Adapted from "Anjum's New Indian" by Anjum Anand.
- 14 ounces ground lamb, (ask your butcher to grind it three times)
- 2 large slices of white bread, crusts removed and crumbed
- 1 large egg, whisked
- Salt and freshly ground black pepper
- 1 ½ teaspoons garam masala
- 2 teaspoons ground cumin
- 2 tablespoons vegetable oil
- 1 small–medium onion, peeled and finely chopped
- 1 ¼-inch piece of fresh ginger, peeled and quartered
- 7 large cloves of garlic, peeled
- 2–6 thin green chiles, deseeded if preferred
- 1 ½ cups coconut milk
- 1 ½ teaspoons ground coriander
- 1 cup packed fresh cilantro leaves and stalks
- 1 teaspoon tamarind paste, or to taste
Mix the lamb with the bread crumbs, egg, ½ teaspoon salt and a good grinding of pepper, ½ teaspoon garam masala, 1 teaspoon ground cumin, and 1 teaspoon of the oil.

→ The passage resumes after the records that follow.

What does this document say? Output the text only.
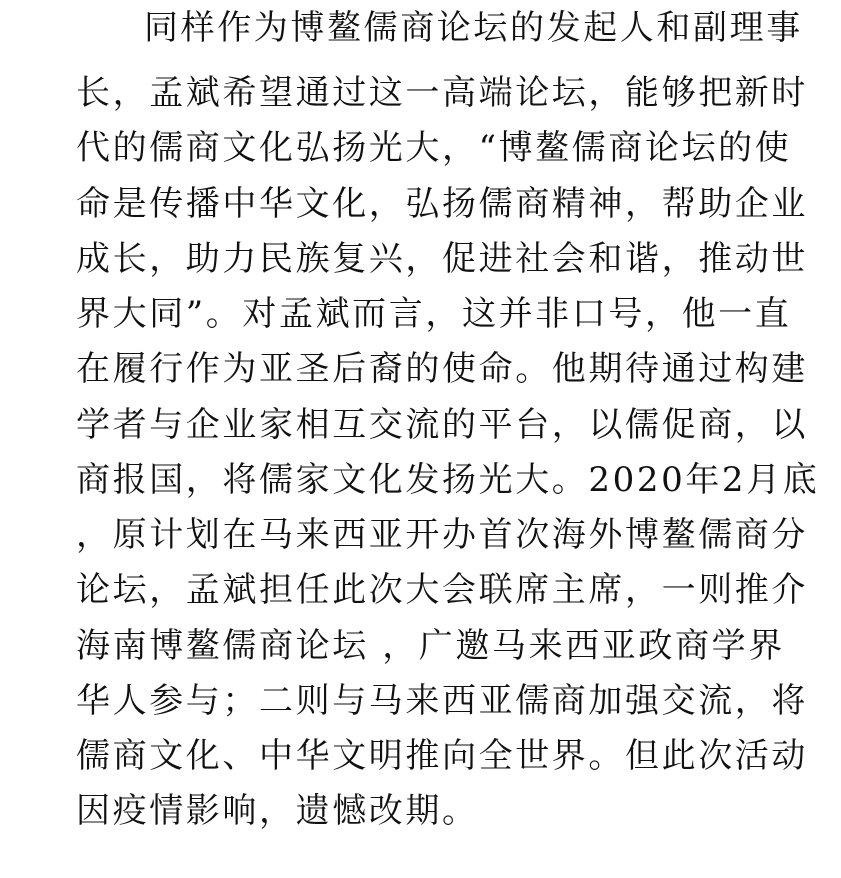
同样作为博鳌儒商论坛的发起人和副理事
长，孟斌希望通过这一高端论坛，能够把新时
代的儒商文化弘扬光大，“博鳌儒商论坛的使
命是传播中华文化，弘扬儒商精神，帮助企业
成长，助力民族复兴，促进社会和谐，推动世
界大同”。对孟斌而言，这并非口号，他一直
在履行作为亚圣后裔的使命。他期待通过构建
学者与企业家相互交流的平台，以儒促商，以
商报国，将儒家文化发扬光大。2020年2月底
，原计划在马来西亚开办首次海外博鳌儒商分
论坛，孟斌担任此次大会联席主席，一则推介
海南博鳌儒商论坛 ，广邀马来西亚政商学界
华人参与；二则与马来西亚儒商加强交流，将
儒商文化、中华文明推向全世界。但此次活动
因疫情影响，遗憾改期。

Form into 1-inch meatballs and set aside.
Heat the remaining oil in a large nonstick saucepan. Add the onion and fry until brown. Meanwhile, using a blender, make a paste of the ginger, garlic and chiles with a scant ½ cup of the coconut milk. Add this to the pan with the remaining spices and salt. Cook over medium heat for 8–10 minutes or until the mixture releases oil and has no harsh elements when tasted.

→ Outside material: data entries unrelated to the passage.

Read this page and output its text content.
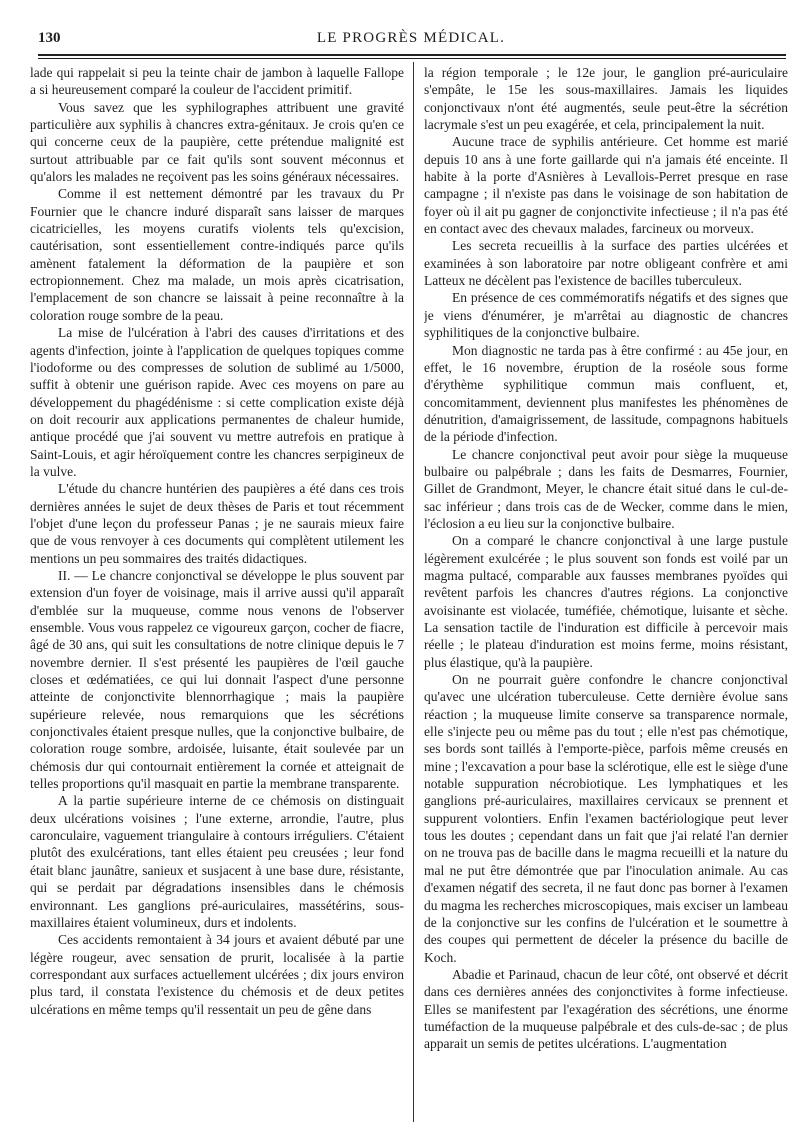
130	LE PROGRÈS MÉDICAL.

lade qui rappelait si peu la teinte chair de jambon à laquelle Fallope a si heureusement comparé la couleur de l'accident primitif.

Vous savez que les syphilographes attribuent une gravité particulière aux syphilis à chancres extra-génitaux. Je crois qu'en ce qui concerne ceux de la paupière, cette prétendue malignité est surtout attribuable par ce fait qu'ils sont souvent méconnus et qu'alors les malades ne reçoivent pas les soins généraux nécessaires.

Comme il est nettement démontré par les travaux du Pr Fournier que le chancre induré disparaît sans laisser de marques cicatricielles, les moyens curatifs violents tels qu'excision, cautérisation, sont essentiellement contre-indiqués parce qu'ils amènent fatalement la déformation de la paupière et son ectropionnement. Chez ma malade, un mois après cicatrisation, l'emplacement de son chancre se laissait à peine reconnaître à la coloration rouge sombre de la peau.

La mise de l'ulcération à l'abri des causes d'irritations et des agents d'infection, jointe à l'application de quelques topiques comme l'iodoforme ou des compresses de solution de sublimé au 1/5000, suffit à obtenir une guérison rapide. Avec ces moyens on pare au développement du phagédénisme : si cette complication existe déjà on doit recourir aux applications permanentes de chaleur humide, antique procédé que j'ai souvent vu mettre autrefois en pratique à Saint-Louis, et agir héroïquement contre les chancres serpigineux de la vulve.

L'étude du chancre huntérien des paupières a été dans ces trois dernières années le sujet de deux thèses de Paris et tout récemment l'objet d'une leçon du professeur Panas ; je ne saurais mieux faire que de vous renvoyer à ces documents qui complètent utilement les mentions un peu sommaires des traités didactiques.

II. — Le chancre conjonctival se développe le plus souvent par extension d'un foyer de voisinage, mais il arrive aussi qu'il apparaît d'emblée sur la muqueuse, comme nous venons de l'observer ensemble. Vous vous rappelez ce vigoureux garçon, cocher de fiacre, âgé de 30 ans, qui suit les consultations de notre clinique depuis le 7 novembre dernier. Il s'est présenté les paupières de l'œil gauche closes et œdématiées, ce qui lui donnait l'aspect d'une personne atteinte de conjonctivite blennorrhagique ; mais la paupière supérieure relevée, nous remarquions que les sécrétions conjonctivales étaient presque nulles, que la conjonctive bulbaire, de coloration rouge sombre, ardoisée, luisante, était soulevée par un chémosis dur qui contournait entièrement la cornée et atteignait de telles proportions qu'il masquait en partie la membrane transparente.

A la partie supérieure interne de ce chémosis on distinguait deux ulcérations voisines ; l'une externe, arrondie, l'autre, plus caronculaire, vaguement triangulaire à contours irréguliers. C'étaient plutôt des exulcérations, tant elles étaient peu creusées ; leur fond était blanc jaunâtre, sanieux et susjacent à une base dure, résistante, qui se perdait par dégradations insensibles dans le chémosis environnant. Les ganglions pré-auriculaires, massétérins, sous-maxillaires étaient volumineux, durs et indolents.

Ces accidents remontaient à 34 jours et avaient débuté par une légère rougeur, avec sensation de prurit, localisée à la partie correspondant aux surfaces actuellement ulcérées ; dix jours environ plus tard, il constata l'existence du chémosis et de deux petites ulcérations en même temps qu'il ressentait un peu de gêne dans

la région temporale ; le 12e jour, le ganglion pré-auriculaire s'empâte, le 15e les sous-maxillaires. Jamais les liquides conjonctivaux n'ont été augmentés, seule peut-être la sécrétion lacrymale s'est un peu exagérée, et cela, principalement la nuit.

Aucune trace de syphilis antérieure. Cet homme est marié depuis 10 ans à une forte gaillarde qui n'a jamais été enceinte. Il habite à la porte d'Asnières à Levallois-Perret presque en rase campagne ; il n'existe pas dans le voisinage de son habitation de foyer où il ait pu gagner de conjonctivite infectieuse ; il n'a pas été en contact avec des chevaux malades, farcineux ou morveux.

Les secreta recueillis à la surface des parties ulcérées et examinées à son laboratoire par notre obligeant confrère et ami Latteux ne décèlent pas l'existence de bacilles tuberculeux.

En présence de ces commémoratifs négatifs et des signes que je viens d'énumérer, je m'arrêtai au diagnostic de chancres syphilitiques de la conjonctive bulbaire.

Mon diagnostic ne tarda pas à être confirmé : au 45e jour, en effet, le 16 novembre, éruption de la roséole sous forme d'érythème syphilitique commun mais confluent, et, concomitamment, deviennent plus manifestes les phénomènes de dénutrition, d'amaigrissement, de lassitude, compagnons habituels de la période d'infection.

Le chancre conjonctival peut avoir pour siège la muqueuse bulbaire ou palpébrale ; dans les faits de Desmarres, Fournier, Gillet de Grandmont, Meyer, le chancre était situé dans le cul-de-sac inférieur ; dans trois cas de de Wecker, comme dans le mien, l'éclosion a eu lieu sur la conjonctive bulbaire.

On a comparé le chancre conjonctival à une large pustule légèrement exulcérée ; le plus souvent son fonds est voilé par un magma pultacé, comparable aux fausses membranes pyoïdes qui revêtent parfois les chancres d'autres régions. La conjonctive avoisinante est violacée, tuméfiée, chémotique, luisante et sèche. La sensation tactile de l'induration est difficile à percevoir mais réelle ; le plateau d'induration est moins ferme, moins résistant, plus élastique, qu'à la paupière.

On ne pourrait guère confondre le chancre conjonctival qu'avec une ulcération tuberculeuse. Cette dernière évolue sans réaction ; la muqueuse limite conserve sa transparence normale, elle s'injecte peu ou même pas du tout ; elle n'est pas chémotique, ses bords sont taillés à l'emporte-pièce, parfois même creusés en mine ; l'excavation a pour base la sclérotique, elle est le siège d'une notable suppuration nécrobiotique. Les lymphatiques et les ganglions pré-auriculaires, maxillaires cervicaux se prennent et suppurent volontiers. Enfin l'examen bactériologique peut lever tous les doutes ; cependant dans un fait que j'ai relaté l'an dernier on ne trouva pas de bacille dans le magma recueilli et la nature du mal ne put être démontrée que par l'inoculation animale. Au cas d'examen négatif des secreta, il ne faut donc pas borner à l'examen du magma les recherches microscopiques, mais exciser un lambeau de la conjonctive sur les confins de l'ulcération et le soumettre à des coupes qui permettent de déceler la présence du bacille de Koch.

Abadie et Parinaud, chacun de leur côté, ont observé et décrit dans ces dernières années des conjonctivites à forme infectieuse. Elles se manifestent par l'exagération des sécrétions, une énorme tuméfaction de la muqueuse palpébrale et des culs-de-sac ; de plus apparait un semis de petites ulcérations. L'augmentation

Purée the cilantro with the remaining coconut milk and add to the cooked masala sauce with 1 2/3 cups water. Bring to a boil and cook for 8–10 minutes. Taste the seasoning and adjust, adding as much tamarind paste as you like for sourness. Add all the meatballs and bring back to the boil, then cook over a low heat for 20 minutes or until the meatballs are tender.